Background: Recurrent patellar instability is a common problem after dislocation. The medial patellofemoral ligament (MPFL) contributes 40-80% of the total medial restraining forces. This study assessed the clinical and radiological outcome after a follow-up of 4 years after linear MPFL reconstruction using an ipsilateral Semitendinosus tendon autograft.
Study design and methods: 15 knees in 12 patients were examined with a mean of 47 months after linear reconstruction of the MPFL at a mean age of 30 years. 3 knees underwent previous surgery. 3 patients had mild trochlear dysplasia grade I or II, according to the classification of Dejour. If preoperative tibial tuberosity-trochlear groove distance (TTTG) was more than 15 mm, patients underwent additional medialisation of the tibial tuberosity (n=8) creating a similar postoperative situation for all patients.
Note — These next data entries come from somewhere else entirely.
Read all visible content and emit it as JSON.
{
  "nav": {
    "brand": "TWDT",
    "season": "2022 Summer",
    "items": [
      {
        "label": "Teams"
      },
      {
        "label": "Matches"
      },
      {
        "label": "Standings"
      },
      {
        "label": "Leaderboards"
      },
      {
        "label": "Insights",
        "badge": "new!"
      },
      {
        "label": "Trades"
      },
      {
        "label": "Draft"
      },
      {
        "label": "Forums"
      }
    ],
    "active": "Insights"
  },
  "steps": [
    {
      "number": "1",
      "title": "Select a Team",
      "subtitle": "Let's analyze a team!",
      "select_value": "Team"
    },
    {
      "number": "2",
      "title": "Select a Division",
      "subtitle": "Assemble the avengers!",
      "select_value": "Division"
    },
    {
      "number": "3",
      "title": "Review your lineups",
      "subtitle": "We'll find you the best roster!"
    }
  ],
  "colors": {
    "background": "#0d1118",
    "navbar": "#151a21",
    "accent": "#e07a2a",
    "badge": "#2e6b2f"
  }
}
All patients were available for a postoperative evaluation, which consisted of a subjective questionnaire, the Kujala score, and the recording of potential patellar redislocation and apprehension. Patellar height and tilt was measured on plain radiographs. Postoperative CT scans were performed in patients with an additional tibial tuberosity-transfer.
Results: Postoperatively, one patient reported on recurrent bilateral redislocation. Physical examination however revealed no findings. Three knees presented with persistent patellar apprehension. Thirteen knees had improved subjectively after surgery. The mean Kujala score improved significantly from 55.0 to 85.7 points. The patellar tilt decreased significantly from 11.3 degrees to 9.2 degrees. Four knees had patella alta preoperatively, but only two at the latest follow-up visit. Previous surgery or additional trochlear dysplasia had no influence on the clinical outcome.
Conclusion: MPFL reconstruction improves clinical symptoms, reduces the patellar tilt substantially, and may correct patella alta. Additional mild trochlear dysplasia did not compromise the outcome; however, this fact needs further attention in a larger study group.